Blood was then obtained from each mouse in Example 1 via retro-orbital venous plexus, prior to immunization, and every seven days after immunization for six weeks. Sera was separated from the blood samples and stored at −20° C.

Antibody titers against Streptococcus pneumoniae polysaccharide were quantified by ELISA. ELISA plates were coated with 50 μl. of pneumococcal polysaccharide vaccine coupled to poly-1-lysine. Plates were then incubated at 37° C. for two hours and then washed three times in PBS with 0.5% Tween. All free sites on the plate were blocked using PBS-Tween (0.5%)-Gelatin (1%) and incubated at 37° C. for two hours. The plates were rinsed again 3× in PBS-Tween (0.5%). Subsequently, 50 μl of mouse antiserum (diluted 1/1000) was added to each well and incubated overnight at 4° C.

All wells were again washed three times in PBS-Tween (0.05%). Next, 50 μl of a 1/100 dilution of goat anti-mouse Ig antisera linked to alkaline phosphatase was added to each well and incubated at 37° C. for one hour. All wells were rinsed three times in PBS-Tween (0.05%). Finally, 50 μl of p-nitrophenol phosphate (1 mg/ml) (Sigma Chemicals, St. Louis, Mo.) in diethanolamine buffer (pH 9.6) was added to each well and incubated for 30 min. prior to reading on an ELISA reader (Dynatech).

Example 5
Analysis and Results

FIG. 8 illustrates the resulting antibody titers as a result of subcutaneous polyvalent vaccination with 1 μg of Streptococcus pneumoniae polysaccharide antigen from Example 3. The antibody titers here and in FIG. 9 and FIG. 10 were tested against Streptococcus polysaccharide conjugated to ELISA plates.

This figure plots absorbance on the y-axis versus time on the x-axis. The absorbance directly relates to antibody titer in mouse serum. The antibody titers of the control (unsplenectomized) group are illustrated as line 801. Similarly, line 802 illustrates the splenectomized group where splenic lymphocytes were reinfused.
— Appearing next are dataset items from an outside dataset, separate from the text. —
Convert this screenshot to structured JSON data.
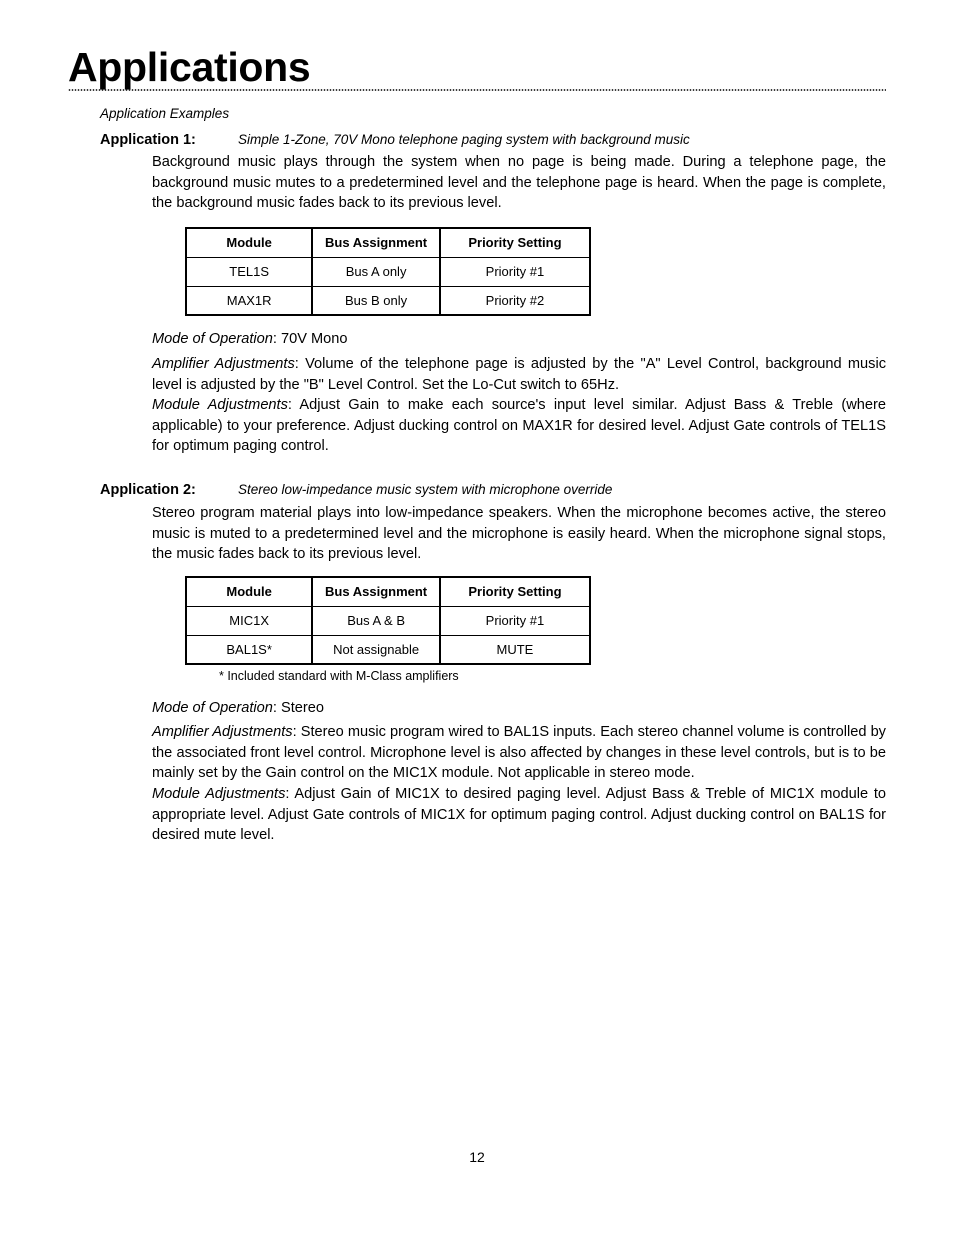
{
  "document": {
    "title": "Applications",
    "section_label": "Application Examples",
    "page_number": "12"
  },
  "applications": [
    {
      "number_label": "Application 1:",
      "description": "Simple  1-Zone, 70V Mono telephone paging system with background music",
      "intro": "Background music plays through the system when no page is being made. During a telephone page, the background music mutes to a predetermined level and the telephone page is heard. When the page is complete, the background music fades back to its previous level.",
      "table": {
        "headers": [
          "Module",
          "Bus Assignment",
          "Priority Setting"
        ],
        "rows": [
          [
            "TEL1S",
            "Bus A only",
            "Priority #1"
          ],
          [
            "MAX1R",
            "Bus B only",
            "Priority #2"
          ]
        ],
        "note": ""
      },
      "mode_label": "Mode of Operation",
      "mode_value": ": 70V Mono",
      "amp_label": "Amplifier Adjustments",
      "amp_value": ": Volume of the telephone page is adjusted by the \"A\" Level Control, background music level is adjusted by the \"B\" Level Control. Set the Lo-Cut switch to 65Hz.",
      "module_label": "Module Adjustments",
      "module_value": ": Adjust Gain to make each source's input level similar. Adjust Bass & Treble (where applicable) to your preference. Adjust ducking control on MAX1R for desired level. Adjust Gate controls of TEL1S for optimum paging control."
    },
    {
      "number_label": "Application 2:",
      "description": "Stereo low-impedance music system with microphone override",
      "intro": "Stereo program material plays into low-impedance speakers. When the microphone becomes active, the stereo music is muted to a predetermined level and the microphone is easily heard. When the microphone signal stops, the music fades back to its previous level.",
      "table": {
        "headers": [
          "Module",
          "Bus Assignment",
          "Priority Setting"
        ],
        "rows": [
          [
            "MIC1X",
            "Bus A & B",
            "Priority #1"
          ],
          [
            "BAL1S*",
            "Not assignable",
            "MUTE"
          ]
        ],
        "note": "* Included standard with M-Class amplifiers"
      },
      "mode_label": "Mode of Operation",
      "mode_value": ": Stereo",
      "amp_label": "Amplifier Adjustments",
      "amp_value": ": Stereo music program wired to BAL1S inputs. Each stereo channel volume is controlled by the associated front level control. Microphone level is also affected by changes in these level controls, but is to be mainly set by the Gain control on the MIC1X module. Not applicable in stereo mode.",
      "module_label": "Module Adjustments",
      "module_value": ": Adjust Gain of MIC1X to desired paging level. Adjust Bass & Treble of MIC1X module to appropriate level. Adjust Gate controls of MIC1X for optimum paging control.  Adjust ducking control on BAL1S for desired mute level."
    }
  ]
}
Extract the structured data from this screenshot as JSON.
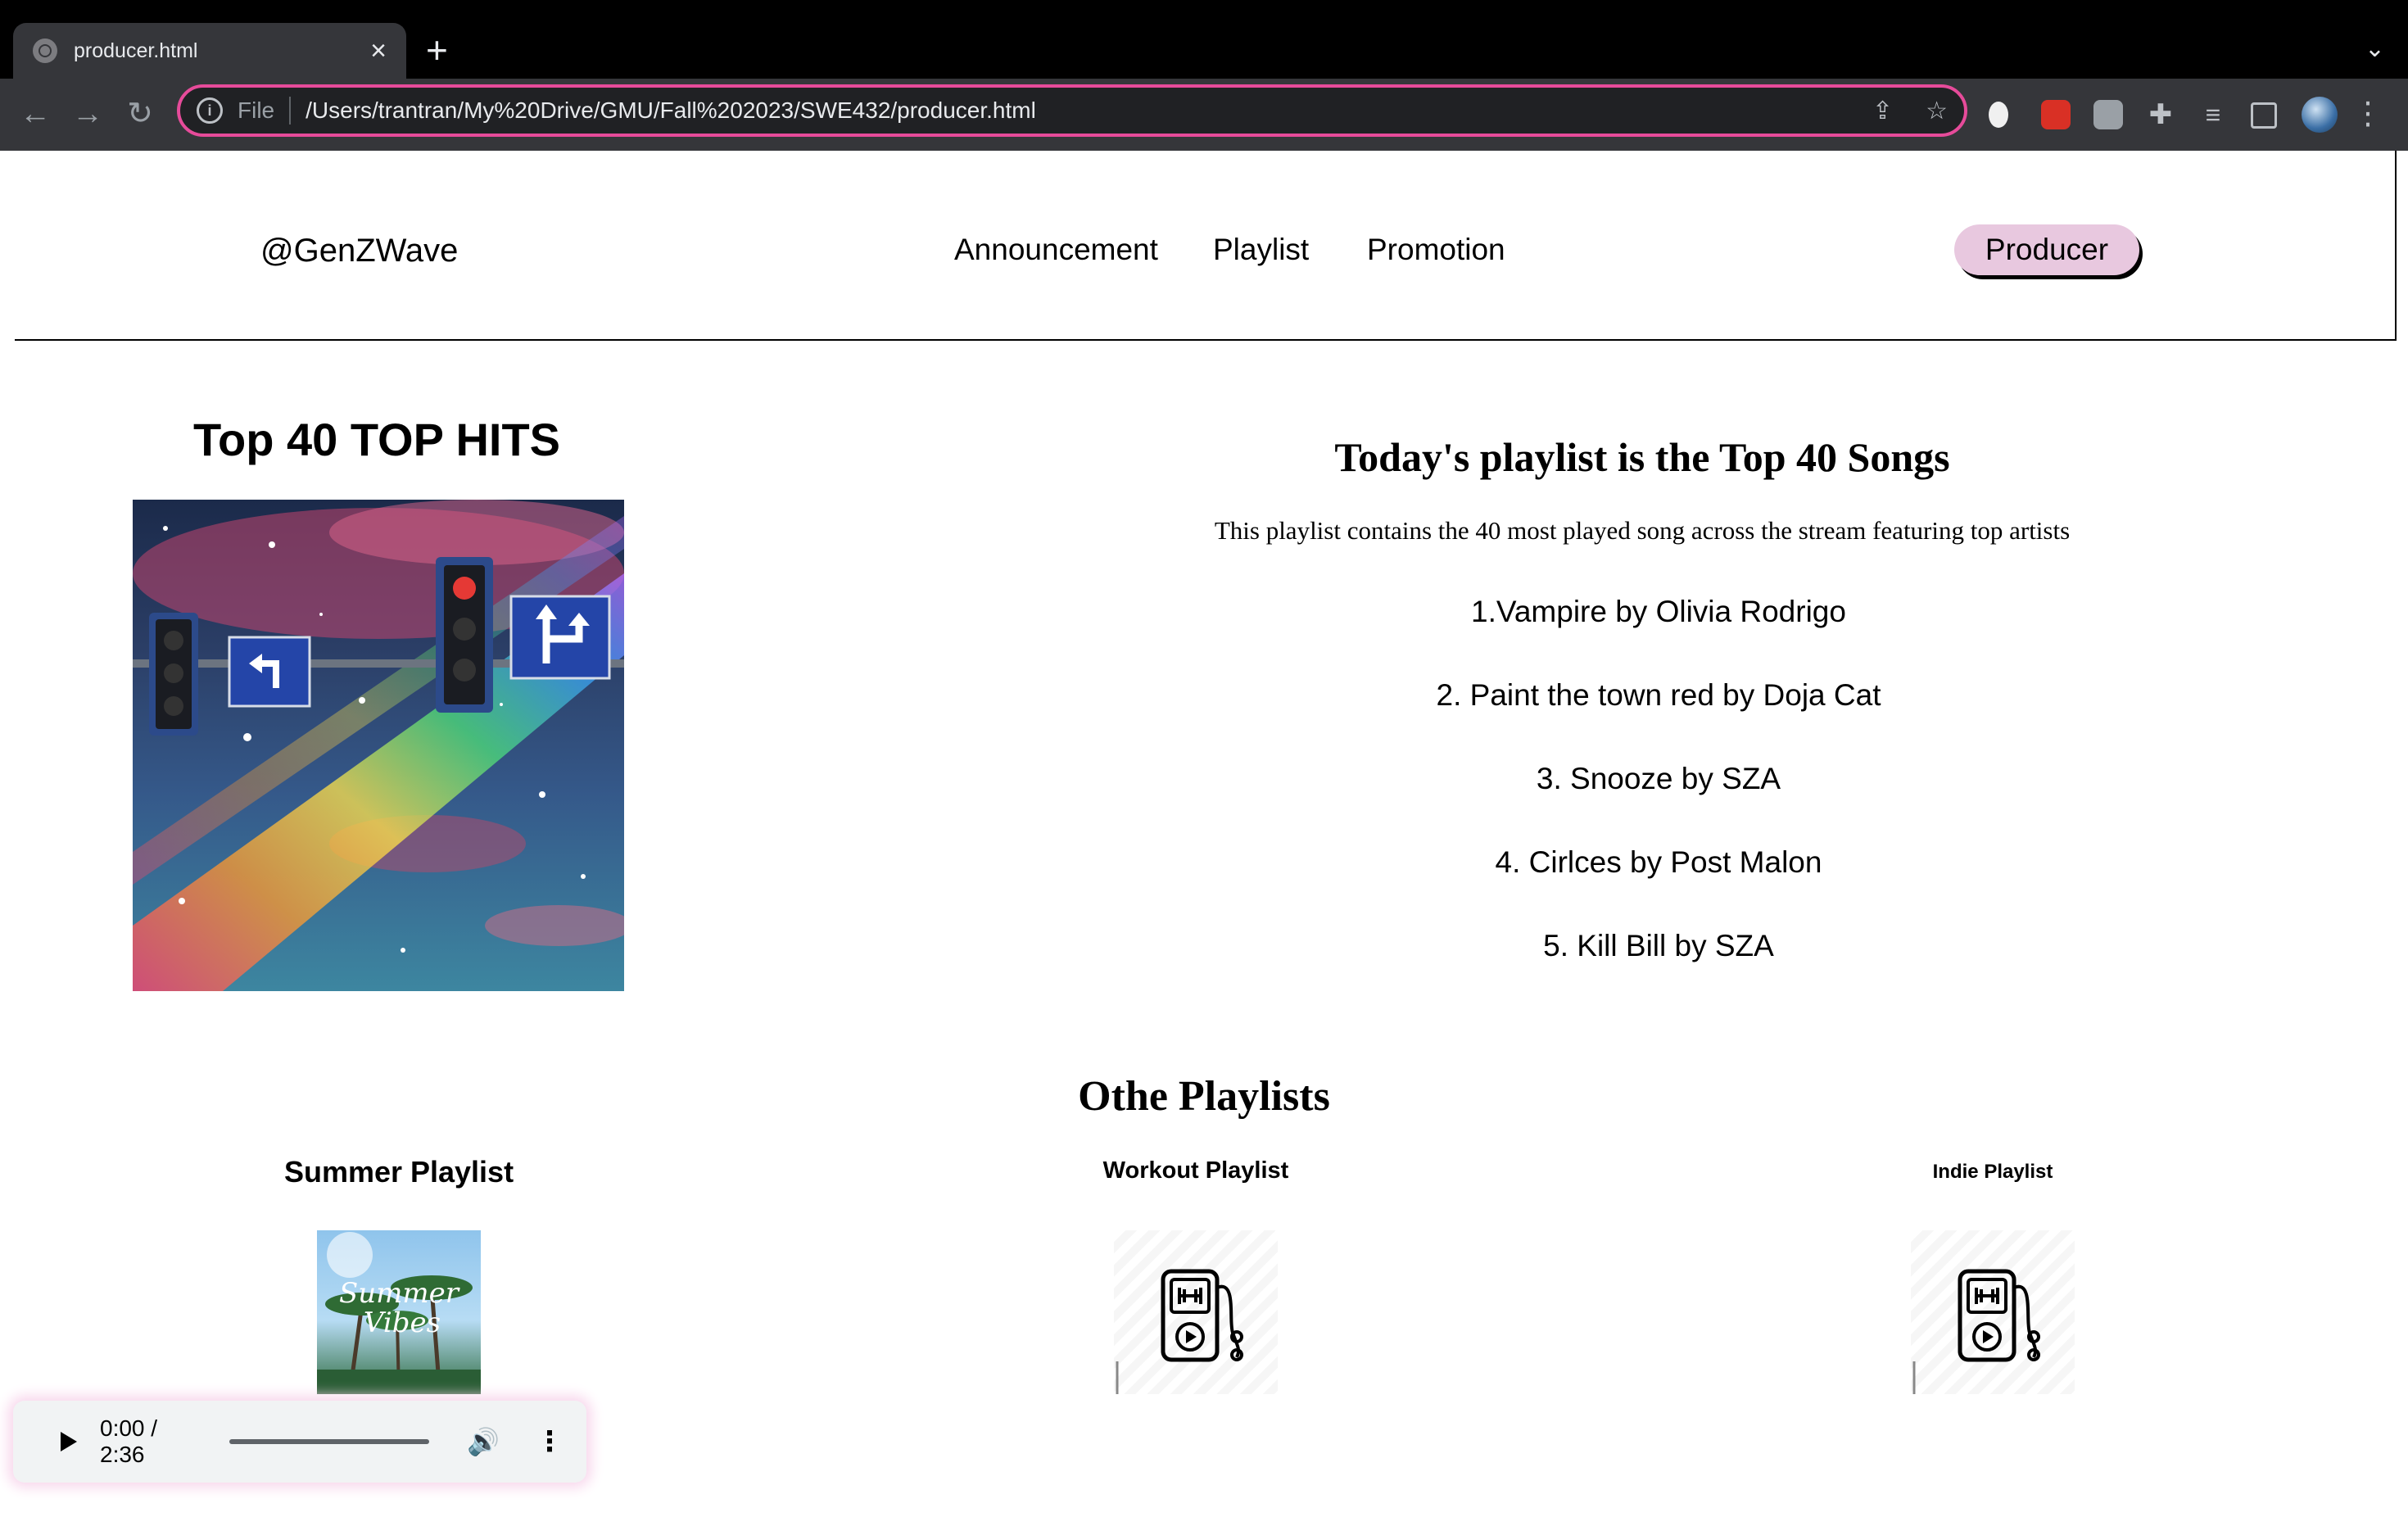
{
  "browser": {
    "tab_title": "producer.html",
    "new_tab": "+",
    "close": "×",
    "scheme_label": "File",
    "url": "/Users/trantran/My%20Drive/GMU/Fall%202023/SWE432/producer.html"
  },
  "header": {
    "brand": "@GenZWave",
    "nav": [
      "Announcement",
      "Playlist",
      "Promotion"
    ],
    "producer_button": "Producer"
  },
  "hero": {
    "title": "Top 40 TOP HITS",
    "playlist_heading": "Today's playlist is the Top 40 Songs",
    "description": "This playlist contains the 40 most played song across the stream featuring top artists",
    "songs": [
      "1.Vampire by Olivia Rodrigo",
      "2. Paint the town red by Doja Cat",
      "3. Snooze by SZA",
      "4. Cirlces by Post Malon",
      "5. Kill Bill by SZA"
    ]
  },
  "other": {
    "title": "Othe Playlists",
    "playlists": [
      "Summer Playlist",
      "Workout Playlist",
      "Indie Playlist"
    ],
    "summer_cover_text": [
      "Summer",
      "Vibes"
    ]
  },
  "audio": {
    "time": "0:00 / 2:36",
    "progress": 0
  },
  "colors": {
    "accent_border": "#e64b9a",
    "producer_bg": "#e8c8df"
  }
}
Line 803 meanwhile illustrates the antibody titers of the splenectomized group with no reinfusion of splenic lymphocytes.

In all groups, peak antibody titers were reached in the period around one week after immunization. Nonsplenectomized animals, illustrated in line 801, demonstrated higher antibody titers in reaction to the Streptococcus pneumoniae vaccination compared to the splenectomized mice in lines 802 and 803. The splenectomized group with splenic lymphocyte reinfusion, in line 802, had an elevated immune response at one week compared with the group without splenic lymphocytes.
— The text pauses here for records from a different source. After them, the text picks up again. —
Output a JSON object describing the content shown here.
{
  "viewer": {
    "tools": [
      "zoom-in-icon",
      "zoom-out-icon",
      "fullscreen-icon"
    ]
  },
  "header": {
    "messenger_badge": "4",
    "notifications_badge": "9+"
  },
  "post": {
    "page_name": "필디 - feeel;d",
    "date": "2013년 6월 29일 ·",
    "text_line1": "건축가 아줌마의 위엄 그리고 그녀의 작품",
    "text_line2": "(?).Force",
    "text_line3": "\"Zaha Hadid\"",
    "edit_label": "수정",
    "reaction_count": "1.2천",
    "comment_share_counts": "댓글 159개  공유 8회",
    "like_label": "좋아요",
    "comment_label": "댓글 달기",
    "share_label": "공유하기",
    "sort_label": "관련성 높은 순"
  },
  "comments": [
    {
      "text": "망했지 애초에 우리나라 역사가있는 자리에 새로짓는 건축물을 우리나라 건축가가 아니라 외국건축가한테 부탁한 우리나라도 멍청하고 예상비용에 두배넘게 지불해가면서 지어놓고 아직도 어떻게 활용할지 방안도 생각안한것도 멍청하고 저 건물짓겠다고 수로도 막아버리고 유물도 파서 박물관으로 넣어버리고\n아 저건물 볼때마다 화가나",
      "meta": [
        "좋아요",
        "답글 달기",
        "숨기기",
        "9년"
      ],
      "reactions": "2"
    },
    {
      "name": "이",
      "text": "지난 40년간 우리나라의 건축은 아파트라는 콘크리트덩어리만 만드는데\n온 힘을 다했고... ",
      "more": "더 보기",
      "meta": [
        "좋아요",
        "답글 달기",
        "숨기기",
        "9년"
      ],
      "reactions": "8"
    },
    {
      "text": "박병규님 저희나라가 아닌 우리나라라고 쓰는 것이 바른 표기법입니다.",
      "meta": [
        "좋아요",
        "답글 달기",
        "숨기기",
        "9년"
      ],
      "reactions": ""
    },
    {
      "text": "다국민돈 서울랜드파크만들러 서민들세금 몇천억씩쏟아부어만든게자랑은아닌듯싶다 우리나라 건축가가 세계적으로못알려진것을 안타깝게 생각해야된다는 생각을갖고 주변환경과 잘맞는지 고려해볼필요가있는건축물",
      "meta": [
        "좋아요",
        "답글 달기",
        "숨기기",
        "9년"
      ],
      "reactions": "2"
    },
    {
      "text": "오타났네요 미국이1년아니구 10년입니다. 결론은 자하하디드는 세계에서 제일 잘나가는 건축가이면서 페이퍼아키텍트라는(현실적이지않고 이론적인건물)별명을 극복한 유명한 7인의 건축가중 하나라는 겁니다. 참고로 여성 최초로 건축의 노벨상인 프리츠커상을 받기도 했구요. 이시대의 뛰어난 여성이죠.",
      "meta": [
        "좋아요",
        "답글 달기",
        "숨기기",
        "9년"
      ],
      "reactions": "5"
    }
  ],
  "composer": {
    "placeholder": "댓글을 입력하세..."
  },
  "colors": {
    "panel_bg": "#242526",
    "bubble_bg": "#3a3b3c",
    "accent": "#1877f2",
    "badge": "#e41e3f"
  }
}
Without wishing to be bound by theory, it is believed that the reinfused splenic lymphocytes provided to the splenectomized group strengthened the humoral immune response, as the spleen may serve as a repository for certain subsets of lymphocytes, for example B cells, that may be reactive to antigens such as polysaccharide antigens. Here, the splenectomized group receiving a reinfusion of splenic lymphocytes exhibited a greater immune response, in particular of the humoral immune response, compared to splenectomized mice not receiving a reinfusion of splenic lymphocytes.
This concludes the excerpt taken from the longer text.